John 3:14 And just as Moses lifted up the serpent in the wilderness, so must the Son of Man be lifted up, 15 that whoever believes in him may have eternal life. 16 “For God so loved the world that he gave his only Son, so that everyone who believes in him may not perish but may have eternal life....
I talk more about how this passage relates to Numbers 21 in
this post. Today I'm tinkering with this text in a different way. Preparing for a Bible study, I have found, requires a different sort of reading strategy. I must resist my tendency for historical-critical dissection (although some pastors like this) and a simple devotional reading will be unsatisfactory. Preparing for a Bible study is more like a workshop reading. I get the feeling I once had when I would take a screwdriver to an old radio in my father's garage just to see what's inside. In this case, the hope is to put it back together again.
In the case of John 3:14—the business about serpents as divine judgement, divine salvation, and savior typology—we meet an alienating text (lifelong Bible readers tend not to like literary serpents). But the task of the teacher is almost never to alienate. It is therefore my task to bring an alienating text to life in a way that does not alienate my students.
Here is how I'm thinking about reading strategy today:
Step one: create space wherein the text can be appreciated for its otherness. Notice its capacity to offend our modern sensibilities or confound our familiar theologies. Allow yourself to recognize how removed you are from the time and place of the first audiences of the text. E.g. Who is this God who sends venomous serpents as a consequence for complaining in the wilderness? What function did serpentine imagery play in ancient Egypt relative to Numbers 21? Are the implicit problems created by this zoological image solved by 2 Kings 18:4 (cf. the fate of the
Nehushtan)? Is the Johannine Jesus creating more problems than he's solving in John 3:14-15? Does Jesus intend to teach Nicodemus or confuse and shame him? I would suggest that many such questions will allow us to experience the text as "other."

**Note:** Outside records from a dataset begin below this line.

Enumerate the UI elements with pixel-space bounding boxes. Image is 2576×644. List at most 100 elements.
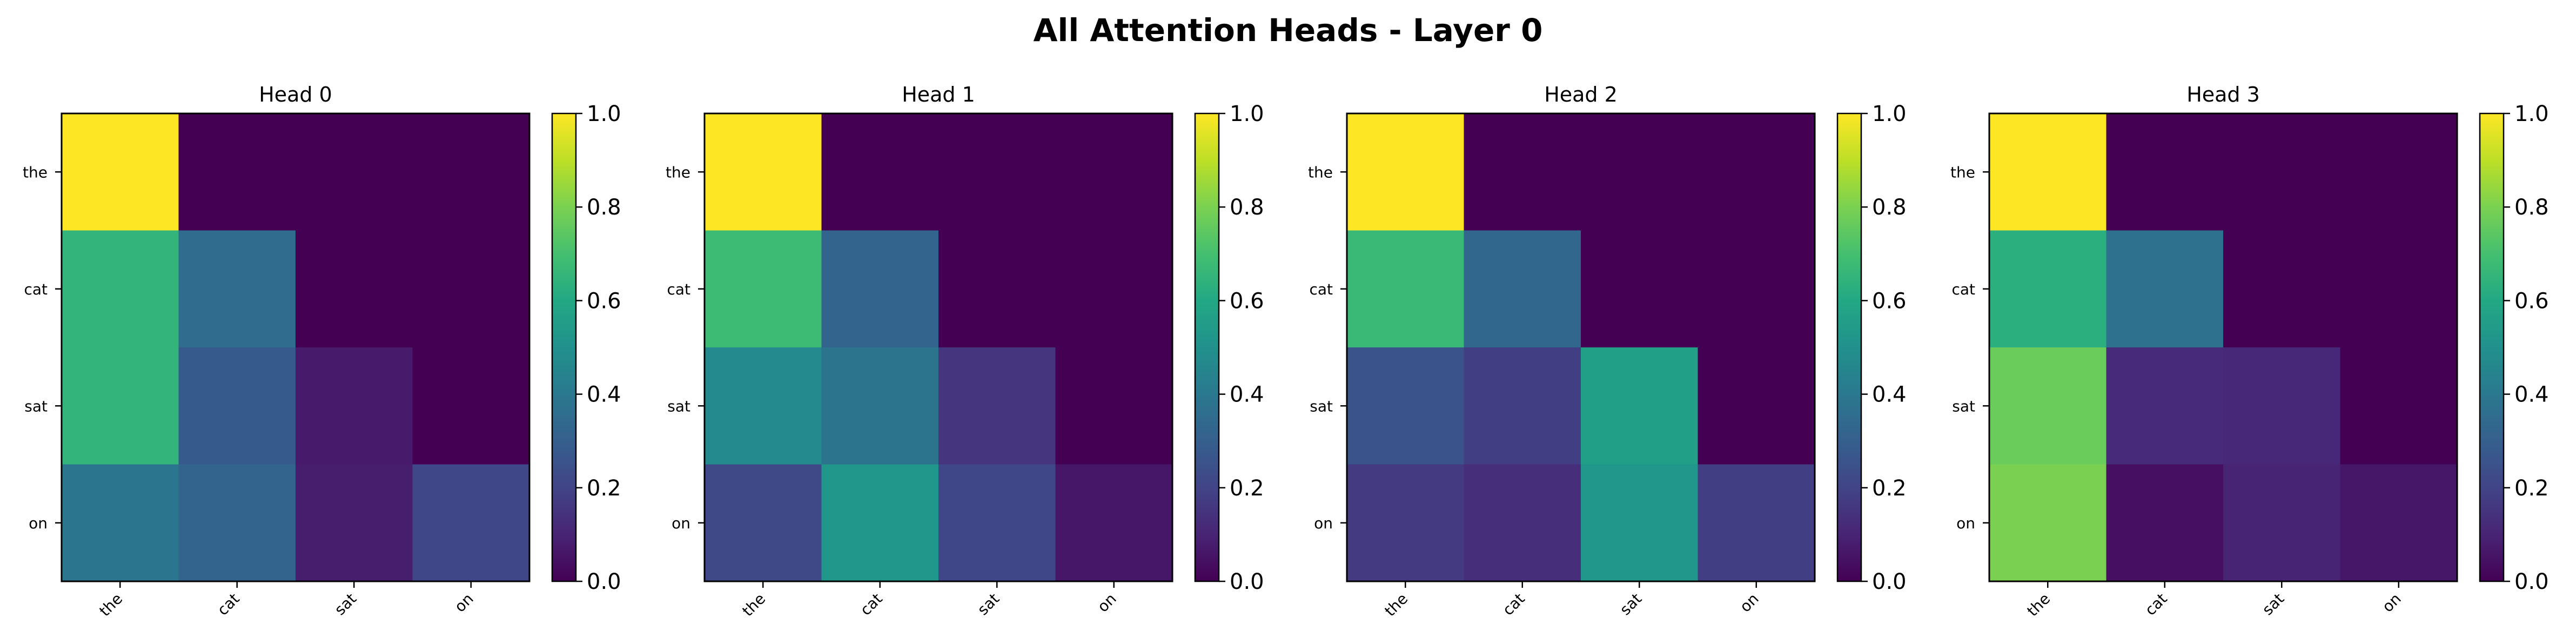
heatmap-cell: [705, 113, 822, 231]
x-tick-label: on: [451, 590, 477, 616]
colorbar-tick-label: 0.8: [587, 195, 621, 220]
axes-frame: [703, 112, 1173, 582]
heatmap-cell: [296, 464, 413, 582]
heatmap-cell: [1055, 113, 1173, 231]
heatmap-cell: [2340, 113, 2458, 231]
heatmap-cell: [412, 347, 530, 465]
heatmap-cell: [1698, 464, 1815, 582]
colorbar-tick-label: 0.0: [587, 569, 621, 594]
heatmap-cell: [821, 347, 939, 465]
heatmap-panel-0: Head 0 the cat sat on the cat sat on 0.0 0.2 0.4 0.6…: [23, 83, 621, 620]
heatmap-cell: [412, 113, 530, 231]
heatmap-cell: [938, 347, 1056, 465]
y-tick-label: cat: [24, 280, 48, 298]
heatmap-cell: [296, 113, 413, 231]
heatmap-cell: [1464, 230, 1581, 348]
y-tick-label: the: [666, 163, 690, 181]
y-tick-label: on: [29, 514, 48, 532]
colorbar-tick-label: 0.0: [2514, 569, 2549, 594]
x-tick-label: cat: [2142, 590, 2171, 619]
heatmap-cell: [1989, 464, 2107, 582]
heatmap-cell: [2340, 347, 2458, 465]
heatmap-cell: [1581, 230, 1698, 348]
colorbar: [551, 112, 577, 582]
colorbar-tick-label: 0.2: [2514, 476, 2549, 501]
colorbar-tick-label: 0.2: [1230, 476, 1264, 501]
y-tick-label: on: [1956, 514, 1975, 532]
colorbar-tick-label: 1.0: [587, 102, 621, 126]
colorbar: [1836, 112, 1862, 582]
x-tick-label: cat: [214, 590, 243, 619]
heatmap-cell: [1989, 113, 2107, 231]
heatmap-cell: [938, 113, 1056, 231]
colorbar-tick-label: 0.4: [2514, 383, 2549, 407]
y-tick-label: cat: [1951, 280, 1975, 298]
heatmap-cell: [296, 347, 413, 465]
heatmap-cell: [938, 464, 1056, 582]
axes-frame: [1346, 112, 1816, 582]
colorbar: [1194, 112, 1220, 582]
heatmap-panel-3: Head 3 the cat sat on the cat sat on 0.0 0.2 0.4 0.6…: [1950, 83, 2549, 620]
x-tick-label: the: [2023, 590, 2054, 620]
y-tick-label: the: [1950, 163, 1975, 181]
heatmap-cell: [705, 464, 822, 582]
heatmap-cell: [1698, 347, 1815, 465]
colorbar-tick-label: 0.0: [1230, 569, 1264, 594]
x-tick-label: the: [739, 590, 769, 620]
y-tick-label: the: [23, 163, 48, 181]
colorbar-tick-label: 0.4: [1230, 383, 1264, 407]
y-tick-label: on: [1314, 514, 1333, 532]
heatmap-panel-1: Head 1 the cat sat on the cat sat on 0.0 0.2 0.4 0.6…: [666, 83, 1264, 620]
heatmap-cell: [1347, 347, 1464, 465]
heatmap-cell: [1464, 347, 1581, 465]
heatmap-cell: [178, 113, 296, 231]
colorbar: [2479, 112, 2505, 582]
colorbar-tick-label: 1.0: [2514, 102, 2549, 126]
heatmap-cell: [938, 230, 1056, 348]
colorbar-tick-label: 0.6: [2514, 289, 2549, 313]
heatmap-cell: [2223, 230, 2340, 348]
heatmap-cell: [1055, 464, 1173, 582]
colorbar-tick-label: 0.8: [2514, 195, 2549, 220]
x-tick-label: on: [1736, 590, 1762, 616]
heatmap-cell: [1581, 347, 1698, 465]
figure-title: All Attention Heads - Layer 0: [1033, 12, 1543, 49]
x-tick-label: sat: [974, 590, 1003, 619]
x-tick-label: sat: [331, 590, 360, 619]
x-tick-label: the: [96, 590, 126, 620]
x-tick-label: sat: [1616, 590, 1646, 619]
heatmap-cell: [2106, 113, 2224, 231]
x-tick-label: sat: [2259, 590, 2288, 619]
colorbar-tick-label: 1.0: [1230, 102, 1264, 126]
heatmap-cell: [1989, 230, 2107, 348]
heatmap-cell: [2340, 230, 2458, 348]
heatmap-cell: [2223, 113, 2340, 231]
x-tick-label: on: [2379, 590, 2405, 616]
y-tick-label: sat: [667, 397, 690, 415]
heatmap-cell: [1581, 113, 1698, 231]
colorbar-tick-label: 0.4: [1872, 383, 1907, 407]
heatmap-cell: [178, 230, 296, 348]
colorbar-tick-label: 0.6: [1872, 289, 1907, 313]
colorbar-tick-label: 0.8: [1872, 195, 1907, 220]
heatmap-cell: [2106, 347, 2224, 465]
colorbar-tick-label: 0.2: [1872, 476, 1907, 501]
heatmap-cell: [1055, 230, 1173, 348]
heatmap-cell: [1581, 464, 1698, 582]
heatmap-cell: [412, 230, 530, 348]
heatmap-cell: [1347, 113, 1464, 231]
heatmap-cell: [705, 347, 822, 465]
heatmap-cell: [412, 464, 530, 582]
heatmap-cell: [821, 464, 939, 582]
colorbar-tick-label: 0.4: [587, 383, 621, 407]
x-tick-label: cat: [1499, 590, 1528, 619]
heatmap-cell: [1464, 113, 1581, 231]
colorbar-tick-label: 0.6: [1230, 289, 1264, 313]
x-tick-label: cat: [857, 590, 886, 619]
y-tick-label: sat: [24, 397, 48, 415]
heatmap-cell: [62, 230, 179, 348]
heatmap-cell: [1347, 230, 1464, 348]
heatmap-cell: [2223, 464, 2340, 582]
x-tick-label: on: [1094, 590, 1120, 616]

Step two: create space wherein the text can be appreciated as an "other" that requires empathy. If the goal is understanding and we are willing to admit our status as aliens to the text, can we approach the text as a cross-cultural encounter? Why does this particular combination of words make sense to the first composers and audiences? How do we explain the difference between their world and ours in a way that doesn't judge one to be superior to the other? And if we cannot avoid judgement, why not? What is the nature and extend of our cross-cultural encounter? Finally, is there a way to look beyond the offense to discover something more?
I would suggest that (while by no means the only reading strategy) this two-step approach to Bible reading might prepare us for cross-cultural empathy in other encounters as well.